Dans un monde où les femmes détiennent les postes dominants, trois narratrices dissèquent un film policier récent. Un homme au costume plus que moulant les accompagne, toujours prêt à être utilisé comme accessoire scénique. Avec sa pièce Beau gars, Erin Shields offre un commentaire satirique sur l’état des rôles liés aux genres dans la société d’aujourd’hui.
Trois femmes interprétées par Marie Bernier, Oumy Dembele et Cynthia Wu-Maheux racontent en détail ce nouveau film dans lequel une détective épuisée écoute une série de télévision. Elles relatent ensuite l’histoire de la série télévisée qu’écoute la protagoniste du film. Puis elles s'attardent sur le spectacle de marionnettes que visionne la reine dans la série regardée par la détective du film. Inutile d’expliquer la confusion vécue par le public, qui n’a comme aide visuelle que les femmes qui discutent, et Gabriel Lemire presque nu, qui recrée les scènes qu’elles racontent.
Dans la version traduite par Olivier Sylvestre, la pièce se termine avec un monologue livré par le seul homme de la production. Après s’être rhabillé, il interprète le rôle d’une femme moderne, qui navigue au travers des angoisses du quotidien. La balance sociale semble être rétablie, l’avocate que joue l’acteur étant constamment rabaissée par les hommes de son entourage.
Au-delà de l’histoire
Beau gars est sans aucun doute une pièce énigmatique. La mise en abyme crée une distance entre les narratrices et le public. En revanche, l’interaction qu’elles ont avec celui-ci, exacerbée par la petitesse de la salle Jean-Claude-Germain, vient combler ce décalage.
Les comédiennes sont charmantes.

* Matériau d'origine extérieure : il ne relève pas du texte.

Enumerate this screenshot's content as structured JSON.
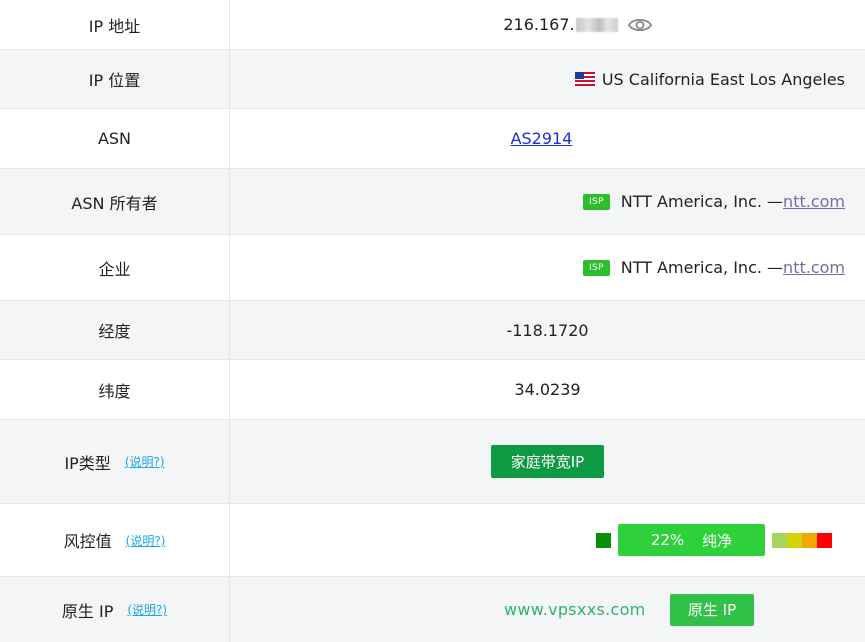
{
  "rows": {
    "ip_address": {
      "label": "IP 地址",
      "value": "216.167."
    },
    "ip_location": {
      "label": "IP 位置",
      "value": "US California East Los Angeles"
    },
    "asn": {
      "label": "ASN",
      "value": "AS2914"
    },
    "asn_owner": {
      "label": "ASN 所有者",
      "badge": "ISP",
      "company": "NTT America, Inc. —",
      "domain": "ntt.com"
    },
    "enterprise": {
      "label": "企业",
      "badge": "ISP",
      "company": "NTT America, Inc. —",
      "domain": "ntt.com"
    },
    "longitude": {
      "label": "经度",
      "value": "-118.1720"
    },
    "latitude": {
      "label": "纬度",
      "value": "34.0239"
    },
    "ip_type": {
      "label": "IP类型",
      "help": "(说明?)",
      "button": "家庭带宽IP"
    },
    "risk": {
      "label": "风控值",
      "help": "(说明?)",
      "score": "22%",
      "status": "纯净",
      "score_fraction": 0.22
    },
    "native_ip": {
      "label": "原生 IP",
      "help": "(说明?)",
      "watermark": "www.vpsxxs.com",
      "button": "原生 IP"
    }
  },
  "colors": {
    "isp_badge": "#2bc02b",
    "ip_type_button": "#0e9a43",
    "risk_bar": "#2fd13a",
    "native_button": "#31c148",
    "link": "#1a2fd6",
    "help_link": "#1ea7e6",
    "risk_scale": [
      "#a4d65e",
      "#d4d40c",
      "#f0a800",
      "#ff0000"
    ]
  },
  "icons": {
    "eye": "eye-icon",
    "flag": "us-flag-icon"
  }
}
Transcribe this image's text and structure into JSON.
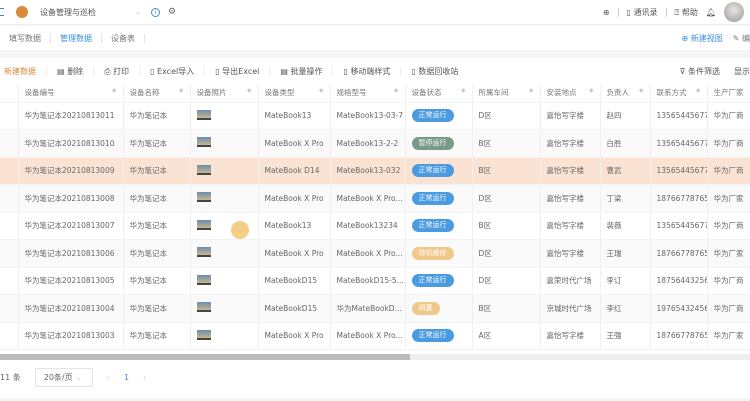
{
  "header": {
    "title": "设备管理与巡检",
    "actions": [
      "通讯录",
      "帮助"
    ]
  },
  "tabs": [
    {
      "label": "填写数据"
    },
    {
      "label": "管理数据"
    },
    {
      "label": "设备表"
    }
  ],
  "tab_actions": {
    "new_view": "新建视图",
    "edit": "编"
  },
  "toolbar": {
    "new": "新建数据",
    "delete": "删除",
    "print": "打印",
    "import": "Excel导入",
    "export": "导出Excel",
    "batch": "批量操作",
    "mobile": "移动端样式",
    "recycle": "数据回收站",
    "filter": "条件筛选",
    "display": "显示"
  },
  "columns": [
    "设备编号",
    "设备名称",
    "设备照片",
    "设备类型",
    "规格型号",
    "设备状态",
    "所属车间",
    "安装地点",
    "负责人",
    "联系方式",
    "生产厂家"
  ],
  "rows": [
    {
      "id": "华为笔记本20210813011",
      "name": "华为笔记本",
      "type": "MateBook13",
      "spec": "MateBook13-03-7",
      "status": "正常运行",
      "status_color": "#4a9be0",
      "ws": "D区",
      "loc": "嘉怡写字楼",
      "owner": "赵四",
      "phone": "13565445677",
      "maker": "华为厂商"
    },
    {
      "id": "华为笔记本20210813010",
      "name": "华为笔记本",
      "type": "MateBook X Pro",
      "spec": "MateBook13-2-2",
      "status": "暂停运行",
      "status_color": "#7a9a88",
      "ws": "B区",
      "loc": "嘉怡写字楼",
      "owner": "白胜",
      "phone": "13565445677",
      "maker": "华为厂商"
    },
    {
      "id": "华为笔记本20210813009",
      "name": "华为笔记本",
      "type": "MateBook D14",
      "spec": "MateBook13-032",
      "status": "正常运行",
      "status_color": "#4a9be0",
      "ws": "B区",
      "loc": "嘉怡写字楼",
      "owner": "曹武",
      "phone": "13565445677",
      "maker": "华为厂商"
    },
    {
      "id": "华为笔记本20210813008",
      "name": "华为笔记本",
      "type": "MateBook X Pro",
      "spec": "MateBook X Pro...",
      "status": "正常运行",
      "status_color": "#4a9be0",
      "ws": "D区",
      "loc": "嘉怡写字楼",
      "owner": "丁梁",
      "phone": "18766778765",
      "maker": "华为厂家"
    },
    {
      "id": "华为笔记本20210813007",
      "name": "华为笔记本",
      "type": "MateBook13",
      "spec": "MateBook13234",
      "status": "正常运行",
      "status_color": "#4a9be0",
      "ws": "B区",
      "loc": "嘉怡写字楼",
      "owner": "裴薇",
      "phone": "13565445677",
      "maker": "华为厂商"
    },
    {
      "id": "华为笔记本20210813006",
      "name": "华为笔记本",
      "type": "MateBook X Pro",
      "spec": "MateBook X Pro...",
      "status": "待机维修",
      "status_color": "#f0c88a",
      "ws": "D区",
      "loc": "嘉怡写字楼",
      "owner": "王瑞",
      "phone": "18766778765",
      "maker": "华为厂家"
    },
    {
      "id": "华为笔记本20210813005",
      "name": "华为笔记本",
      "type": "MateBookD15",
      "spec": "MateBookD15-5...",
      "status": "正常运行",
      "status_color": "#4a9be0",
      "ws": "D区",
      "loc": "嘉荣时代广场",
      "owner": "李订",
      "phone": "18756443256",
      "maker": "华为厂商"
    },
    {
      "id": "华为笔记本20210813004",
      "name": "华为笔记本",
      "type": "MateBookD15",
      "spec": "华为MateBookD...",
      "status": "闲置",
      "status_color": "#f0c88a",
      "ws": "B区",
      "loc": "京城时代广场",
      "owner": "李红",
      "phone": "19765432456",
      "maker": "华为厂商"
    },
    {
      "id": "华为笔记本20210813003",
      "name": "华为笔记本",
      "type": "MateBook X Pro",
      "spec": "MateBook X Pro...",
      "status": "正常运行",
      "status_color": "#4a9be0",
      "ws": "A区",
      "loc": "嘉怡写字楼",
      "owner": "王强",
      "phone": "18766778765",
      "maker": "华为厂家"
    }
  ],
  "pagination": {
    "total": "11 条",
    "page_size": "20条/页",
    "page": "1"
  }
}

Dans une pièce où les paroles prennent le dessus sur les gestes et où les dialogues filent à une vitesse fulgurante, la justesse de leur rythme est nécessaire. En ce sens, leur répartie est au point. Elles terminent les phrases des autres et se relancent entre elles sans hésitation.
Quant au visuel, il est très épuré, voire inexistant : il est d’autant plus facile de remarquer les erreurs de jeu. Sauf pour Oumy Dembele, les artistes se sont corrigé·es au moins une fois dans une de leurs répliques. Bien que ces erreurs soient passagères, elles brouillent la trame de l’histoire, qui est déjà difficile à suivre.
Outre ces légers accrochages, les dialogues sont fluides et l’humour ajoute une touche de légèreté. Bien dosés, ces moments rigolos viennent appuyer le discours des acteurs et actrices, en misant sur l’absurdité de certaines situations. À cela viennent s’ajouter des propos crus. Ni abusifs ni excessifs, les mots choisis sont justes et puissants.
Au fil du récit, le public ressent les émotions que les personnages décrivent. Impossible de rester indifférent lorsqu’elles s’emballent dans la description de tortures « historiquement véridiques ». Dans ce mode inversé, ce sont les hommes qui sont scrutés pour les moindres failles corporelles. Les moins désirables sont tout simplement mis de côté, broyés. « Toutes ces belles couilles, terrifiées, alignées comme ça, recroquevillées sous la peur, qui essayent de rentrer se cacher pour échapper au courroux de l’irréductible broyeuse », raconte avec passion l’une des narratrices.
Beau gars joue habilement avec la notion des rôles liés aux genres dans la société. Grâce à son inversion des sexes, la pièce laisse sous-entendre que le problème n’est pas unilatéral, que c’est autant aux créateurs de contenus qu’aux publics de changer leur mentalité.